The chairman of the Jewish community, Geza Seifert, 62, is said to have excellent relations with the Hungarian government, particularly with the State Secretary for Church Affairs, Imre Miklos. Seifert has been president of the Jewish community for 20 years. A recent article in the community weekly, “New Life,” described Seifert as “a fine guardian of old Jewish traditions and at the same time one who is working hard to assure good relations with the state.”

This relationship between the Jewish community and the Hungarian government was clearly stated 25 years ago, following the atrocities of the war. At that time, the Hungarian government issued a declaration guaranteeing equal rights and liberties for the Jewish people–the first time in Hungarian history that such a declaration was so clearly and firmly enunciated. A special ceremony of Parliament was held to commemorate the signing of the agreement.

EXAMPLE OF HEALTHY EXISTENCE

The Jewish community has had great success with this agreement. It is not known if any other Socialist country has such an agreement with the Jewish community. There are other examples of the growing health of the Hungarian Jewish community. Budapest has a rabbinical school–the only one in all the Eastern European countries. Students come from Czechoslovakia, from East Germany, and even from the Soviet Union to study there.

Before the war, there was a Goldmark Hall in Budapest, named after a poor Jewish cantor, Karl Goldmark, who later became a famous Hungarian composer. During the war. the Nazis tore down the hall. But this year, a new music hall was inaugurated in his honor. The opening of the hall was another occasion for members of the Jewish community to meet with state leaders, cultural personalities and Budapest society in general. During the ceremony, the Jewish community placed a wreath on the statue of Karl Goldmark, while state leaders looked on.

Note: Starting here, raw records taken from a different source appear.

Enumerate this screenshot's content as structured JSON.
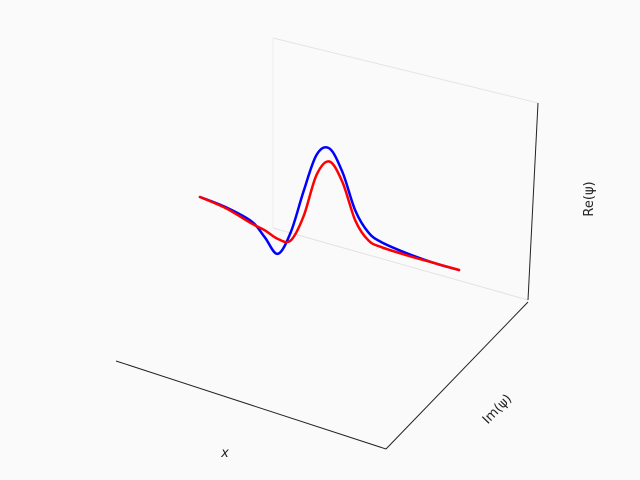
{
  "chart_data": {
    "type": "line",
    "projection": "3d",
    "xlabel": "x",
    "ylabel": "Im(ψ)",
    "zlabel": "Re(ψ)",
    "grid": false,
    "legend": "none",
    "x_range": [
      -1,
      1
    ],
    "series": [
      {
        "color": "#0000ff",
        "x": [
          -1.0,
          -0.8,
          -0.6,
          -0.5,
          -0.4,
          -0.3,
          -0.2,
          -0.1,
          0.0,
          0.1,
          0.2,
          0.3,
          0.4,
          0.6,
          0.8,
          1.0
        ],
        "z": [
          0.0,
          -0.03,
          -0.1,
          -0.22,
          -0.35,
          -0.1,
          0.35,
          0.75,
          0.85,
          0.65,
          0.3,
          0.12,
          0.06,
          0.02,
          0.0,
          0.0
        ]
      },
      {
        "color": "#ff0000",
        "x": [
          -1.0,
          -0.8,
          -0.6,
          -0.5,
          -0.4,
          -0.3,
          -0.2,
          -0.1,
          0.0,
          0.1,
          0.2,
          0.3,
          0.4,
          0.6,
          0.8,
          1.0
        ],
        "z": [
          0.0,
          -0.04,
          -0.12,
          -0.15,
          -0.2,
          -0.18,
          0.1,
          0.55,
          0.72,
          0.55,
          0.2,
          0.04,
          0.01,
          0.0,
          0.0,
          0.0
        ]
      }
    ]
  }
}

There are, of course, still many problems in Hungary for Jewish people–despite the government declaration. Hungarians of Jewish descent still form a tiny minority of government and party leadership. Anti-Semitism is not dead–it exists in Hungary as elsewhere. But Hungarian Jews, putting the terrible past behind them, are working hard to create a new and vital community. bolstered and sustained by their ancient and enduring Jewish tradition.